Computational Biology Journal
Volume 2013 (2013), Article ID 707540, 12 pages
Research Article

SCBI_MapReduce, a New Ruby Task-Farm Skeleton for Automated Parallelisation and Distribution in Chunks of Sequences: The Implementation of a Boosted Blast+

1Supercomputación y Bioinformática-Plataforma Andaluza de Bioinformática (SCBI-PAB), Universidad de Málaga, 29071 Málaga, Spain
2Departamento de Lenguajes y Ciencias de la Computación, Universidad de Málaga, 29071 Málaga, Spain
3Departamento de Biología Molecular y Bioquímica, Universidad de Málaga, 29071 Málaga, Spain

Received 21 June 2013; Revised 18 September 2013; Accepted 19 September 2013

Academic Editor: Ivan Merelli

Copyright © 2013 Darío Guerrero-Fernández et al. This is an open access article distributed under the Creative Commons Attribution License, which permits unrestricted use, distribution, and reproduction in any medium, provided the original work is properly cited.

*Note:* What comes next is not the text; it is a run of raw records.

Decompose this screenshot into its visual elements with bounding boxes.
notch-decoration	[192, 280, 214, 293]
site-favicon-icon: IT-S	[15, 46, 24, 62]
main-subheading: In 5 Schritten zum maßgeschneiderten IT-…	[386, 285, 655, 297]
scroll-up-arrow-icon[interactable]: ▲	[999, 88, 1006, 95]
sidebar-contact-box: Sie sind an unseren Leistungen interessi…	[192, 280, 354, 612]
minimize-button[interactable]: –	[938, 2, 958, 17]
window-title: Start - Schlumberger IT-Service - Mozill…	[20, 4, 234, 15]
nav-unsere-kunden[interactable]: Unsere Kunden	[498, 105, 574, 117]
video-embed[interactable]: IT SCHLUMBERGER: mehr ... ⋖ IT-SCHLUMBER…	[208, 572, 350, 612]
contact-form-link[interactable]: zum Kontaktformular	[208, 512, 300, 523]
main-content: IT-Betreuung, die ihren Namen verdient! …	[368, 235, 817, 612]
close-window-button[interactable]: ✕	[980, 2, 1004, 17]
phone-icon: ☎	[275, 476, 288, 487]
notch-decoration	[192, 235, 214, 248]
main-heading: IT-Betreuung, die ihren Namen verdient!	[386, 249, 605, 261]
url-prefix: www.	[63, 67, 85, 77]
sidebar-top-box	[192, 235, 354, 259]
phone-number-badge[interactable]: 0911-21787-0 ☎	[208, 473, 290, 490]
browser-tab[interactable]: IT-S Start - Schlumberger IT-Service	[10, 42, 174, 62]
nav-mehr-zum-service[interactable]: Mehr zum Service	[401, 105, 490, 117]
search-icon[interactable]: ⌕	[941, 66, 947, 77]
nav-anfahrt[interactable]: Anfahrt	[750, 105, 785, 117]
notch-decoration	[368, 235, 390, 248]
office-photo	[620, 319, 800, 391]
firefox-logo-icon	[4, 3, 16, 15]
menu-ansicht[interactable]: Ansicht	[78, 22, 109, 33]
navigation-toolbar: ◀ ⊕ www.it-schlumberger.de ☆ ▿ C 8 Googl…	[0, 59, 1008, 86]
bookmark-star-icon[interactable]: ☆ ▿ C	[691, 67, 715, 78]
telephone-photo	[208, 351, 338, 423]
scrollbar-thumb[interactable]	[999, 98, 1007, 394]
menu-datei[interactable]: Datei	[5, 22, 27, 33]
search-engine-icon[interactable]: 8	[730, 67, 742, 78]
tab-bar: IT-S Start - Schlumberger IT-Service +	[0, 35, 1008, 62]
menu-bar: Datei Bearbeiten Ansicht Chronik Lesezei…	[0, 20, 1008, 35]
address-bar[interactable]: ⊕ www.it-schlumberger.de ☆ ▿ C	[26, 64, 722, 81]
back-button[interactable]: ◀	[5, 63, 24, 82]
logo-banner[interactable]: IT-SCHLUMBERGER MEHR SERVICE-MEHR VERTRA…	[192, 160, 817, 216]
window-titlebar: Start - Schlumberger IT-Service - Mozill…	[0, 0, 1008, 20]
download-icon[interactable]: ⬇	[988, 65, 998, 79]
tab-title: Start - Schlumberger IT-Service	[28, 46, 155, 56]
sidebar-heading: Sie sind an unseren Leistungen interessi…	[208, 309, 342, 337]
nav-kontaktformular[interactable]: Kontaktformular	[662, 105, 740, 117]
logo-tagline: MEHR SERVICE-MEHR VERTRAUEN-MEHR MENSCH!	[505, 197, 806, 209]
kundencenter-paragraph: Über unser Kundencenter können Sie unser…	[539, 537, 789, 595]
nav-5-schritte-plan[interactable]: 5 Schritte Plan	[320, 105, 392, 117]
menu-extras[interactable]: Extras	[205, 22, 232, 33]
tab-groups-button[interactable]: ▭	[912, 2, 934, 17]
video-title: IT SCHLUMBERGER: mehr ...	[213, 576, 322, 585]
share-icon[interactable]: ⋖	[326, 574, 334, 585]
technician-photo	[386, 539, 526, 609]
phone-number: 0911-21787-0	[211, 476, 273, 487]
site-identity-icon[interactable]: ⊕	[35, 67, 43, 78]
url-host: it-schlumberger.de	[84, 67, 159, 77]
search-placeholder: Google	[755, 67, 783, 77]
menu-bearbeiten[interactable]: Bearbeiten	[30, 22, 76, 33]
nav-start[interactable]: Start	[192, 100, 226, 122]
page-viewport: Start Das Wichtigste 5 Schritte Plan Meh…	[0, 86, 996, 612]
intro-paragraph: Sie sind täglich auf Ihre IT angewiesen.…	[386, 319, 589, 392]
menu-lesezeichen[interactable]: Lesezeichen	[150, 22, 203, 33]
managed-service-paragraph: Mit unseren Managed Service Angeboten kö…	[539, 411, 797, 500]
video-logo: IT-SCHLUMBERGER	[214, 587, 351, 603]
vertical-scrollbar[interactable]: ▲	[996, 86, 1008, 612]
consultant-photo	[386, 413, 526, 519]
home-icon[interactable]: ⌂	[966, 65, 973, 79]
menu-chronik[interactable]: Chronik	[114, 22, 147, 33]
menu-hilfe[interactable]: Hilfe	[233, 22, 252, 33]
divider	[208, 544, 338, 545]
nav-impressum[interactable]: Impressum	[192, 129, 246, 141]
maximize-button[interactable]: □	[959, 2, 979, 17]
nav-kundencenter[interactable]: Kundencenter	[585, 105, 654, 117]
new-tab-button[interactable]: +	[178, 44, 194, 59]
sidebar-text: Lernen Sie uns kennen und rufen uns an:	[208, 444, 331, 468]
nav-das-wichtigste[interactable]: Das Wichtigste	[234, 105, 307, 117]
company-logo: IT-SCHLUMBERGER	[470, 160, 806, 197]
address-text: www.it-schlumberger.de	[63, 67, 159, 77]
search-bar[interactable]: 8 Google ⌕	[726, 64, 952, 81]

Current genomic analyses often require the managing and comparison of big data using desktop bioinformatic software that was not developed regarding multicore distribution. The task-farm SCBI_MAPREDUCE is intended to simplify the trivial parallelisation and distribution of new and legacy software and scripts for biologists who are interested in using computers but are not skilled programmers. In the case of legacy applications, there is no need of modification or rewriting the source code. It can be used from multicore workstations to heterogeneous grids. Tests have demonstrated that speed-up scales almost linearly and that distribution in small chunks increases it. It is also shown that SCBI_MAPREDUCE takes advantage of shared storage when necessary, is fault-tolerant, allows for resuming aborted jobs, does not need special hardware or virtual machine support, and provides the same results than a parallelised, legacy software. The same is true for interrupted and relaunched jobs. As proof-of-concept, distribution of a compiled version of BLAST+ in the SCBI_DISTRIBUTED_BLAST gem is given, indicating that other blast binaries can be used while maintaining the same SCBI_DISTRIBUTED_BLAST code. Therefore, SCBI_MAPREDUCE suits most parallelisation and distribution needs in, for example, gene and genome studies.